An expert group involving a range of Government officials is understood to have recommended a major new child detention school-complex be built in Lusk, Co Dublin, The Irish Times has learned.

The report was completed in recent weeks and the recommendations are expected to go before the Cabinet in the early part of this year.

The complex, which could cost in the region of €140 million, would accommodate more than 100 offenders aged between 12 and 18 who are accommodated in facilities such as St Patrick's Institution, Trinity House, Oberstown centre for boys and girls and the Finglas child and adolescent centre.

Meanwhile, the Government move to locate teenagers in Thornton Hall has attracted strong criticism from children's rights campaigners.

Fr Tony Riordan of the Jesuit Centre for Faith and Justice said there was no need for a facility for young people in Thornton Hall which would not be equipped to meet the need of young people.

Instead, he said the Government should enhance St Patrick's Institution and staff it with a properly-trained childcare team, when there are no longer adult prisoners in Mountjoy.

"The detention of young people who are still legally children in adult prisons has been one of the most shameful features of the Irish penal system," he said. "The Government has given repeated commitments to end the practice of detaining those under 18 alongside adults."

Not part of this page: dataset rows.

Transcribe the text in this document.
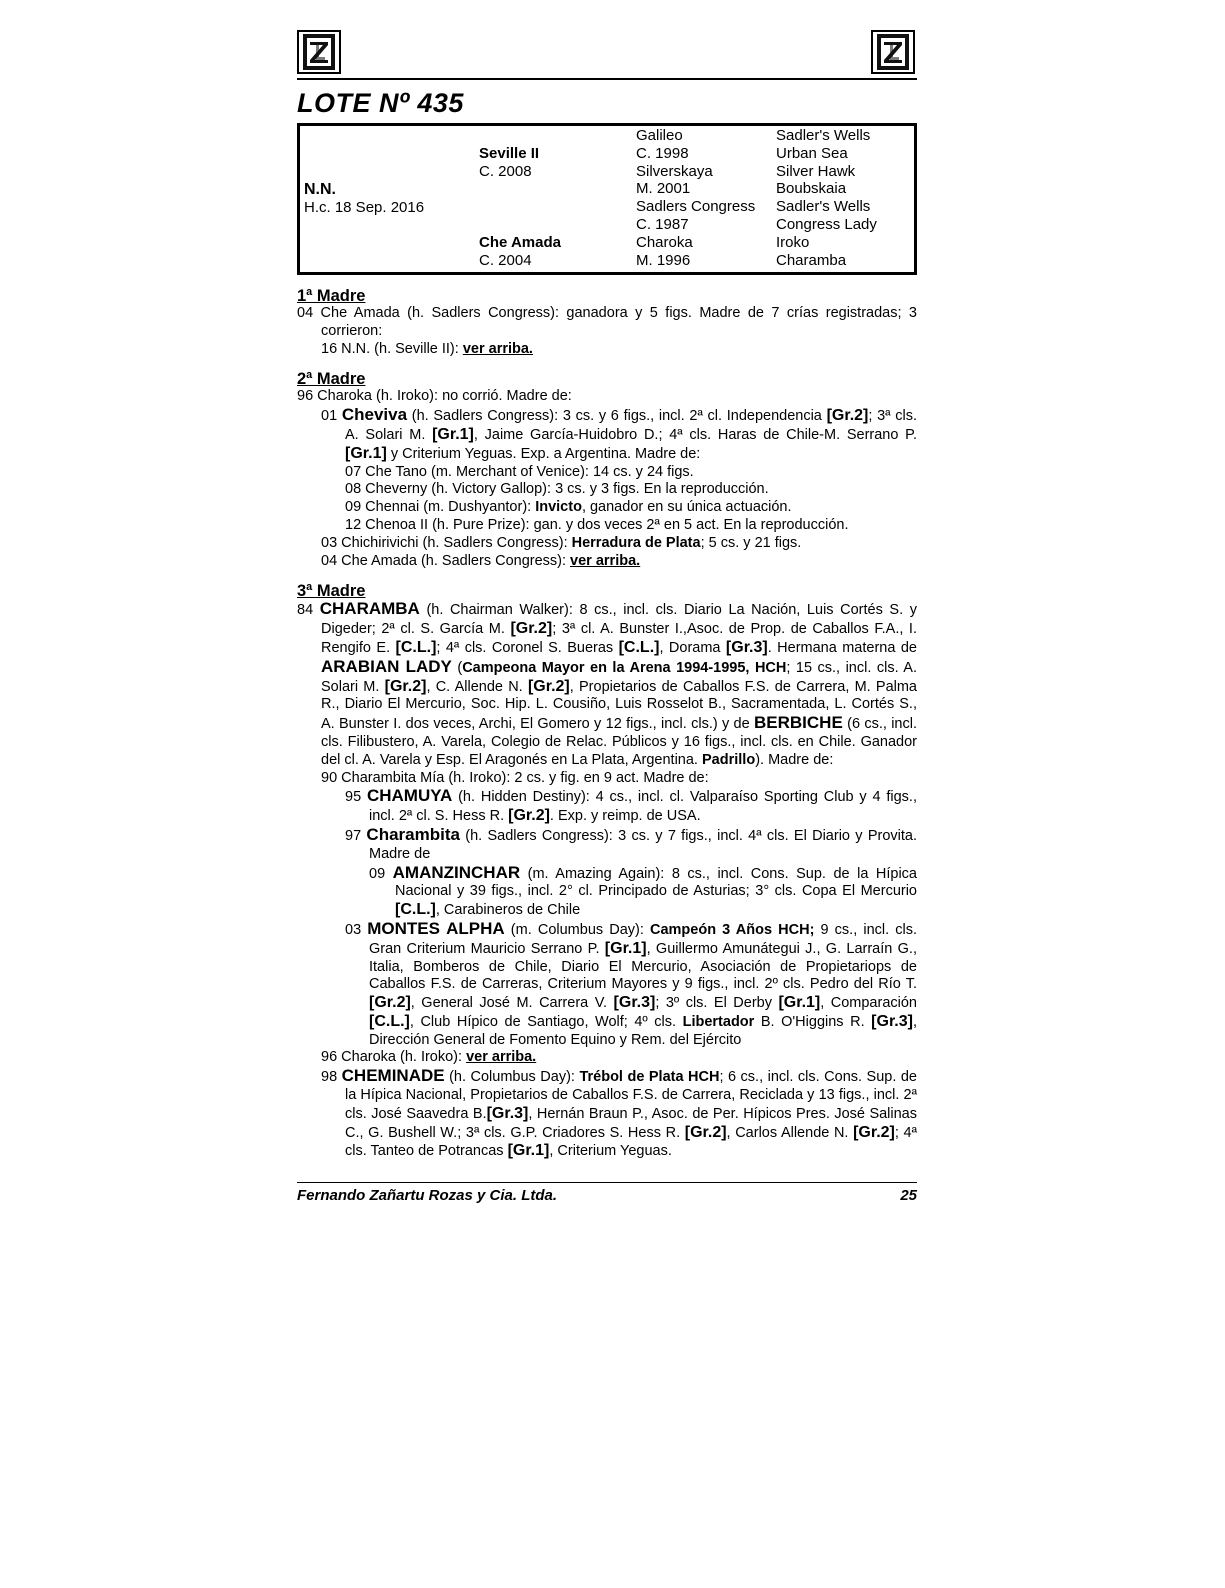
LOTE Nº 435
N.N.
H.c. 18 Sep. 2016
Seville II
C. 2008
Che Amada
C. 2004
Galileo
C. 1998
Silverskaya
M. 2001
Sadlers Congress
C. 1987
Charoka
M. 1996
Sadler's Wells
Urban Sea
Silver Hawk
Boubskaia
Sadler's Wells
Congress Lady
Iroko
Charamba
1ª Madre

04 Che Amada (h. Sadlers Congress): ganadora y 5 figs. Madre de 7 crías registradas; 3 corrieron:

16 N.N. (h. Seville II): ver arriba.

2ª Madre

96 Charoka (h. Iroko): no corrió. Madre de:

01 Cheviva (h. Sadlers Congress): 3 cs. y 6 figs., incl. 2ª cl. Independencia [Gr.2]; 3ª cls. A. Solari M. [Gr.1], Jaime García-Huidobro D.; 4ª cls. Haras de Chile-M. Serrano P. [Gr.1] y Criterium Yeguas. Exp. a Argentina. Madre de:

07 Che Tano (m. Merchant of Venice): 14 cs. y 24 figs.

08 Cheverny (h. Victory Gallop): 3 cs. y 3 figs. En la reproducción.

09 Chennai (m. Dushyantor): Invicto, ganador en su única actuación.

12 Chenoa II (h. Pure Prize): gan. y dos veces 2ª en 5 act. En la reproducción.

03 Chichirivichi (h. Sadlers Congress): Herradura de Plata; 5 cs. y 21 figs.

04 Che Amada (h. Sadlers Congress): ver arriba.

3ª Madre

84 CHARAMBA (h. Chairman Walker): 8 cs., incl. cls. Diario La Nación, Luis Cortés S. y Digeder; 2ª cl. S. García M. [Gr.2]; 3ª cl. A. Bunster I.,Asoc. de Prop. de Caballos F.A., I. Rengifo E. [C.L.]; 4ª cls. Coronel S. Bueras [C.L.], Dorama [Gr.3]. Hermana materna de ARABIAN LADY (Campeona Mayor en la Arena 1994-1995, HCH; 15 cs., incl. cls. A. Solari M. [Gr.2], C. Allende N. [Gr.2], Propietarios de Caballos F.S. de Carrera, M. Palma R., Diario El Mercurio, Soc. Hip. L. Cousiño, Luis Rosselot B., Sacramentada, L. Cortés S., A. Bunster I. dos veces, Archi, El Gomero y 12 figs., incl. cls.) y de BERBICHE (6 cs., incl. cls. Filibustero, A. Varela, Colegio de Relac. Públicos y 16 figs., incl. cls. en Chile. Ganador del cl. A. Varela y Esp. El Aragonés en La Plata, Argentina. Padrillo). Madre de:

90 Charambita Mía (h. Iroko): 2 cs. y fig. en 9 act. Madre de:

95 CHAMUYA (h. Hidden Destiny): 4 cs., incl. cl. Valparaíso Sporting Club y 4 figs., incl. 2ª cl. S. Hess R. [Gr.2]. Exp. y reimp. de USA.

97 Charambita (h. Sadlers Congress): 3 cs. y 7 figs., incl. 4ª cls. El Diario y Provita. Madre de

09 AMANZINCHAR (m. Amazing Again): 8 cs., incl. Cons. Sup. de la Hípica Nacional y 39 figs., incl. 2° cl. Principado de Asturias; 3° cls. Copa El Mercurio [C.L.], Carabineros de Chile

03 MONTES ALPHA (m. Columbus Day): Campeón 3 Años HCH; 9 cs., incl. cls. Gran Criterium Mauricio Serrano P. [Gr.1], Guillermo Amunátegui J., G. Larraín G., Italia, Bomberos de Chile, Diario El Mercurio, Asociación de Propietariops de Caballos F.S. de Carreras, Criterium Mayores y 9 figs., incl. 2º cls. Pedro del Río T. [Gr.2], General José M. Carrera V. [Gr.3]; 3º cls. El Derby [Gr.1], Comparación [C.L.], Club Hípico de Santiago, Wolf; 4º cls. Libertador B. O'Higgins R. [Gr.3], Dirección General de Fomento Equino y Rem. del Ejército

96 Charoka (h. Iroko): ver arriba.

98 CHEMINADE (h. Columbus Day): Trébol de Plata HCH; 6 cs., incl. cls. Cons. Sup. de la Hípica Nacional, Propietarios de Caballos F.S. de Carrera, Reciclada y 13 figs., incl. 2ª cls. José Saavedra B.[Gr.3], Hernán Braun P., Asoc. de Per. Hípicos Pres. José Salinas C., G. Bushell W.; 3ª cls. G.P. Criadores S. Hess R. [Gr.2], Carlos Allende N. [Gr.2]; 4ª cls. Tanteo de Potrancas [Gr.1], Criterium Yeguas.

Fernando Zañartu Rozas y Cia. Ltda.	25
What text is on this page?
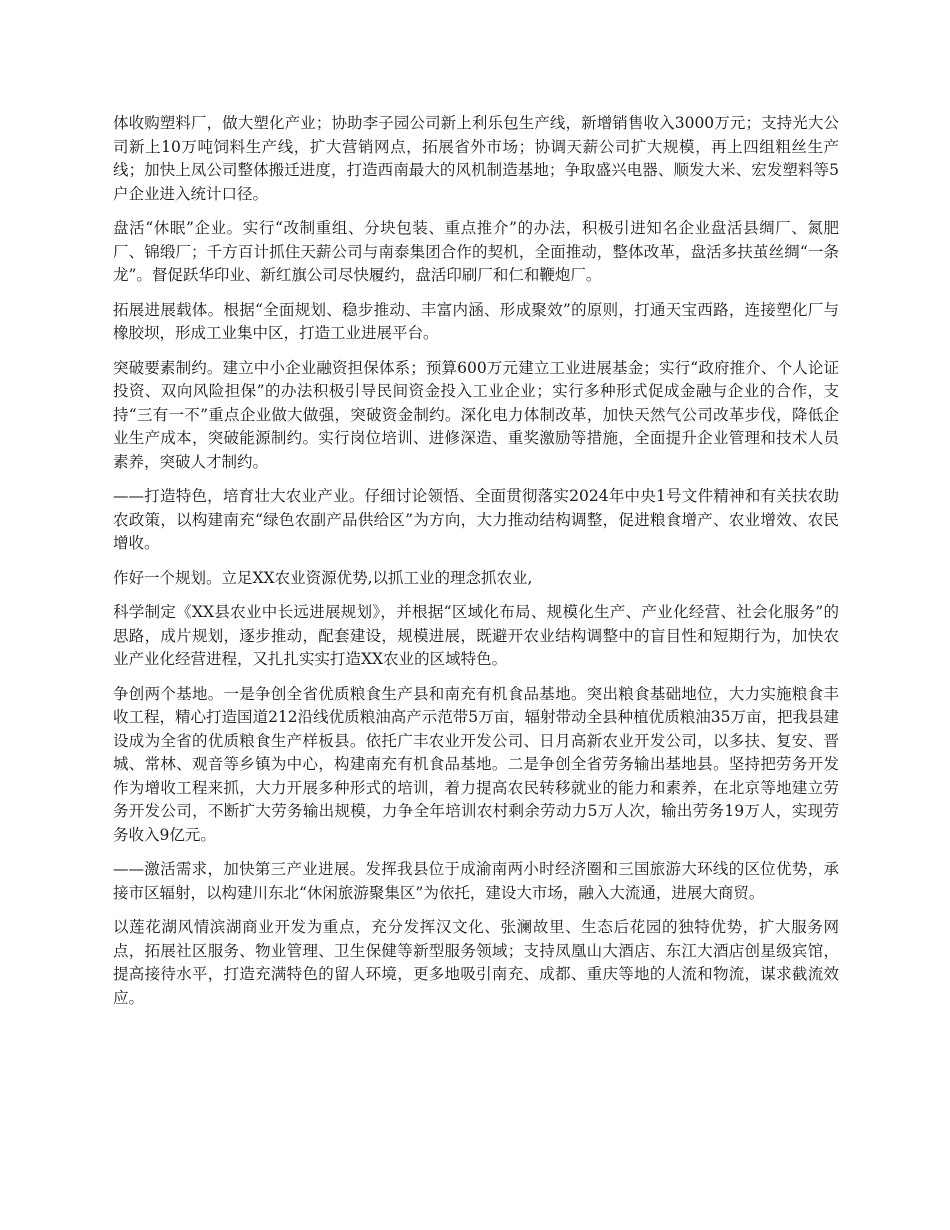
体收购塑料厂，做大塑化产业；协助李子园公司新上利乐包生产线，新增销售收入3000万元；支持光大公司新上10万吨饲料生产线，扩大营销网点，拓展省外市场；协调天薪公司扩大规模，再上四组粗丝生产线；加快上凤公司整体搬迁进度，打造西南最大的风机制造基地；争取盛兴电器、顺发大米、宏发塑料等5户企业进入统计口径。

盘活“休眠”企业。实行“改制重组、分块包装、重点推介”的办法，积极引进知名企业盘活县绸厂、氮肥厂、锦缎厂；千方百计抓住天薪公司与南泰集团合作的契机，全面推动，整体改革，盘活多扶茧丝绸“一条龙”。督促跃华印业、新红旗公司尽快履约，盘活印刷厂和仁和鞭炮厂。

拓展进展载体。根据“全面规划、稳步推动、丰富内涵、形成聚效”的原则，打通天宝西路，连接塑化厂与橡胶坝，形成工业集中区，打造工业进展平台。

突破要素制约。建立中小企业融资担保体系；预算600万元建立工业进展基金；实行“政府推介、个人论证投资、双向风险担保”的办法积极引导民间资金投入工业企业；实行多种形式促成金融与企业的合作，支持“三有一不”重点企业做大做强，突破资金制约。深化电力体制改革，加快天然气公司改革步伐，降低企业生产成本，突破能源制约。实行岗位培训、进修深造、重奖激励等措施，全面提升企业管理和技术人员素养，突破人才制约。

——打造特色，培育壮大农业产业。仔细讨论领悟、全面贯彻落实2024年中央1号文件精神和有关扶农助农政策，以构建南充“绿色农副产品供给区”为方向，大力推动结构调整，促进粮食增产、农业增效、农民增收。

作好一个规划。立足XX农业资源优势,以抓工业的理念抓农业,

科学制定《XX县农业中长远进展规划》，并根据“区域化布局、规模化生产、产业化经营、社会化服务”的思路，成片规划，逐步推动，配套建设，规模进展，既避开农业结构调整中的盲目性和短期行为，加快农业产业化经营进程，又扎扎实实打造XX农业的区域特色。

争创两个基地。一是争创全省优质粮食生产县和南充有机食品基地。突出粮食基础地位，大力实施粮食丰收工程，精心打造国道212沿线优质粮油高产示范带5万亩，辐射带动全县种植优质粮油35万亩，把我县建设成为全省的优质粮食生产样板县。依托广丰农业开发公司、日月高新农业开发公司，以多扶、复安、晋城、常林、观音等乡镇为中心，构建南充有机食品基地。二是争创全省劳务输出基地县。坚持把劳务开发作为增收工程来抓，大力开展多种形式的培训，着力提高农民转移就业的能力和素养，在北京等地建立劳务开发公司，不断扩大劳务输出规模，力争全年培训农村剩余劳动力5万人次，输出劳务19万人，实现劳务收入9亿元。

——激活需求，加快第三产业进展。发挥我县位于成渝南两小时经济圈和三国旅游大环线的区位优势，承接市区辐射，以构建川东北“休闲旅游聚集区”为依托，建设大市场，融入大流通，进展大商贸。

以莲花湖风情滨湖商业开发为重点，充分发挥汉文化、张澜故里、生态后花园的独特优势，扩大服务网点，拓展社区服务、物业管理、卫生保健等新型服务领域；支持凤凰山大酒店、东江大酒店创星级宾馆，提高接待水平，打造充满特色的留人环境，更多地吸引南充、成都、重庆等地的人流和物流，谋求截流效应。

The Children's Rights Alliance and the Irish Penal Reform Trust have also expressed concern about the plans. They described the move as a retrograde step and expressed concerned that the plans may delay progress on the proposed new child detention school complex.

The expert group examined a range of options and locations for a new multimillion euro facility.

A spokesman for Minister for Children Brendan Smith refused to comment on the report's recommendations, except to say that the Minister received the report in recent weeks.

However, well-placed sources say the expert group settled on Lusk for a range of reasons, including the supply of State-owned land to develop the complex and the three child detention schools are already located in the area.

There is no estimated date for the construction of the campus. Consequently, it seems likely that the controversial practice of jailing teenagers in adult places of detention will continue for some time.

In 2006, a total of 165 young people under the age of 18 were imprisoned in adult jails.

This practice is in contravention of the UN Convention on the Rights of the Child.